Three minority students from New Jersey Institute of Technology (NJIT) are featured in a public television documentary about the National Action Council for Minorities in Education (NACME), a nonprofit group whose mission is to increase the number of minority engineers.
The three NJIT students in the film, broadcast on Public Broadcasting Systems (PBS), all received scholarships and internships from NACME. The three also belong to NJIT’s Educational Opportunity Program (EOP), which also helps minorities receive technological degrees.
(Editor’s Note: To interview one or all of the students, please call Robert Florida at 973 596-5203.)
The cost of obtaining an engineering degree, the film notes, often discourages minority students. Although minorities constitute 18 percent of the college population, only one percent of all engineering graduates are minorities.
But that’s not the case at NJIT, where hundreds of minority students, including 50 NACME scholarship students, pursue engineering and technological degrees. The three students in the film – Juan Calles, of Union City, Anita Hurtado and Dimple Amleshvarwala, both of Jersey City – are on the cusp of success.
Calles, an NJIT senior majoring in computer engineering, says in the film that his parents emigrated to American from El Salvador. He’s the second child in his family and if not for NACME, he could not have afforded college. Now, four years later, he’s a not only a successful NJIT student but a role model. As a leader of the Society of Hispanic Professional Engineer’s student chapter, Calles visits high schools, encouraging other minority students to consider studying engineering. “Just today,” Calles said, “I visited my old high school, Emerson in Union City, which is like 90 percent Hispanic. I told them they must go to college, that they can be engineers if they want it.”
Anita Hurtado, a senior majoring in chemical engineering, said NACME was an immense help to her. Her father is Colombian and her mother is El Salvadorian; neither graduated from college and she is the first in her family to attend college. “If not for NACME I would not be at NJIT,” she said. Her SAT scores were not high, but NACME used alternative assessment techniques to realize she was an adept problem solver. During the summer before her freshman year, she attended NACME’s immersion program in math and physics, brushing up her academic skills. And it wasn’t only academics that NACME instilled into her. “NACME helped me realize how much I could do,” she said. “It made me see that even though I was a minority woman, I could still achieve my goals.”

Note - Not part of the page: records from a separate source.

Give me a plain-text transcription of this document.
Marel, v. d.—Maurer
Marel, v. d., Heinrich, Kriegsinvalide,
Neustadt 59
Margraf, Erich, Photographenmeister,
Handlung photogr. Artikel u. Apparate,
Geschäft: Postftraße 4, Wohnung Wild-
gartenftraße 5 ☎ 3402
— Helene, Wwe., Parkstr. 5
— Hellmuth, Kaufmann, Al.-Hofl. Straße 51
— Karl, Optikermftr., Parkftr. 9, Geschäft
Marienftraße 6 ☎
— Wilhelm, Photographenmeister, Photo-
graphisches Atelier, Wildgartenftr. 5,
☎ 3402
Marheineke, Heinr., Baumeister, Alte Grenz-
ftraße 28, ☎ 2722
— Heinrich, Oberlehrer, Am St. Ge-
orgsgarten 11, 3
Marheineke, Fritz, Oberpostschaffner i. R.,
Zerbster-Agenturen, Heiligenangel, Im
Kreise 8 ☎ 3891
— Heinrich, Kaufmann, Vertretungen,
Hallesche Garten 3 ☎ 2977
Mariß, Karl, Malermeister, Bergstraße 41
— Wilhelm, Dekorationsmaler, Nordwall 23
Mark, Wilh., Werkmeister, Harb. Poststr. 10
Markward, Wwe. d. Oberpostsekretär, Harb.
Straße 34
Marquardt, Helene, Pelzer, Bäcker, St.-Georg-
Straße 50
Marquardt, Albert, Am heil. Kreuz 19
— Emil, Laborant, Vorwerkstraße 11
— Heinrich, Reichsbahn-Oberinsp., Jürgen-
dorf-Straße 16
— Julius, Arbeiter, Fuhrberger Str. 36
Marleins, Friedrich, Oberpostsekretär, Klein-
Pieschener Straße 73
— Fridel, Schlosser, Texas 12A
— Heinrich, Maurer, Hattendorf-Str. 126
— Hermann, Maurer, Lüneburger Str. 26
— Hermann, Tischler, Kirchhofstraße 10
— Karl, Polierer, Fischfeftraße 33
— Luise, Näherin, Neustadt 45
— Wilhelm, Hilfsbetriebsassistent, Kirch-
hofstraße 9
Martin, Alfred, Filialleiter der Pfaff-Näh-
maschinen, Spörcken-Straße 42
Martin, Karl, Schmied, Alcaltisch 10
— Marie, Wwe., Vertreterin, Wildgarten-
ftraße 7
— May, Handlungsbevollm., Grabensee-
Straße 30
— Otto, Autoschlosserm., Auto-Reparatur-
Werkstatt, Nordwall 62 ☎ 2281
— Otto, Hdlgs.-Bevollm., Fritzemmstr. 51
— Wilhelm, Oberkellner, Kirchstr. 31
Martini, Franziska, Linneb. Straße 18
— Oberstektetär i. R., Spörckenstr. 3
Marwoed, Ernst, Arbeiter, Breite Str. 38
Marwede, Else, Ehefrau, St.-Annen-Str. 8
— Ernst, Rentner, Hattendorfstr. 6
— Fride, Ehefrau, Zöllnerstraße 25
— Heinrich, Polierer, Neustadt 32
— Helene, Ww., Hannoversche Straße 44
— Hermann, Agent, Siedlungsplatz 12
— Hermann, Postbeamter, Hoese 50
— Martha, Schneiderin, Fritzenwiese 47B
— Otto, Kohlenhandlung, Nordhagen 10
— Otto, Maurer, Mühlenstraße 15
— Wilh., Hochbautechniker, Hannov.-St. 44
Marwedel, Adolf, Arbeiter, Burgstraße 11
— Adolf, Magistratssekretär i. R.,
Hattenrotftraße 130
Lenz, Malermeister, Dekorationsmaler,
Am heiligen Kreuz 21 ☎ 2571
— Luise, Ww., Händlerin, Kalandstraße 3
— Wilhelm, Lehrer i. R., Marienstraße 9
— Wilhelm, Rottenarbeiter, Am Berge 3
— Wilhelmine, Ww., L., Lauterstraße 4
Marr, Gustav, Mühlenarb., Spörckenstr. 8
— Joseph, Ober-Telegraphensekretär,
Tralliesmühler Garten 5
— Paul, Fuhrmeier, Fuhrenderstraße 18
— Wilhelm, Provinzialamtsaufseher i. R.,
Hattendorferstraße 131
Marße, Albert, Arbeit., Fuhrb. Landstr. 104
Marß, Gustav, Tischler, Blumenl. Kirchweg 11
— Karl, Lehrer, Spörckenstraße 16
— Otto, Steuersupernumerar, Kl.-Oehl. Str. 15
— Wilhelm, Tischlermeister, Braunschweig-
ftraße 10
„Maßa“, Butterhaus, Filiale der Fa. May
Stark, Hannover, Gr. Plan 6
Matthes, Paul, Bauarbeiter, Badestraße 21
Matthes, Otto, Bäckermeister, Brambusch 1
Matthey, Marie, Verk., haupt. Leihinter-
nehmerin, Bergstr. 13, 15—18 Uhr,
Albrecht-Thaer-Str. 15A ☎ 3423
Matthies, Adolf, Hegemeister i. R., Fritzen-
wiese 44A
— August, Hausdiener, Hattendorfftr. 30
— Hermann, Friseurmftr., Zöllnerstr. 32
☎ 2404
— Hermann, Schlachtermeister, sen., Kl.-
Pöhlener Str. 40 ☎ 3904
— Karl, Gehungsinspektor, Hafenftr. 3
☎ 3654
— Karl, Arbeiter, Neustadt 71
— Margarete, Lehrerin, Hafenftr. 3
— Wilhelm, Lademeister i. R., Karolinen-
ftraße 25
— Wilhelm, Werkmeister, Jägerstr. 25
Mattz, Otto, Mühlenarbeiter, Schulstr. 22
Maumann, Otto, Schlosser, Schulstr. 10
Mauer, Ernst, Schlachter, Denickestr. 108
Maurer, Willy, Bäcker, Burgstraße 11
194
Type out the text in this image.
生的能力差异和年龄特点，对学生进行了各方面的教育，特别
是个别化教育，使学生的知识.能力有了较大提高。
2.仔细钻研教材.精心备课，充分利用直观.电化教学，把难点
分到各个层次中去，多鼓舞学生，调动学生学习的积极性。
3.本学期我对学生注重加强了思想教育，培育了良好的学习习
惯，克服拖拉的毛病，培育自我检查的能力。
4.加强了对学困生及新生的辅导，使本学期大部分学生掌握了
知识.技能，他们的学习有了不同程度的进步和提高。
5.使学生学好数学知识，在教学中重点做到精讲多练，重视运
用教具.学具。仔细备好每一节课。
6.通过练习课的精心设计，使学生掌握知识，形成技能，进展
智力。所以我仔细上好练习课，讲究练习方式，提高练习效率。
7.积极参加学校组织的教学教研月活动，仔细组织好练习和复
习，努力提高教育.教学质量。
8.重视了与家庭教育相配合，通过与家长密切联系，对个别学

Dimple Amleshvarwala, a senior majoring in computer science, has had internships at Sony Electronics, in San Diego, Calif., and at the Boeing Company in Bellevue, Wash. – thanks to NACME.
She lives in Jersey City with her parents, educated and hard-working immigrants from India. Being a NACME scholar, for her, means free tuition, intense tutoring and great summer internships. And though she’s still a student, because of the above experiences, she has a job lined up with a management-consulting firm.
“I was very fortunate to have a NACME scholarship at NJIT,” she said. It lessened the burden of tuition and loans and allowed me to succeed academically.”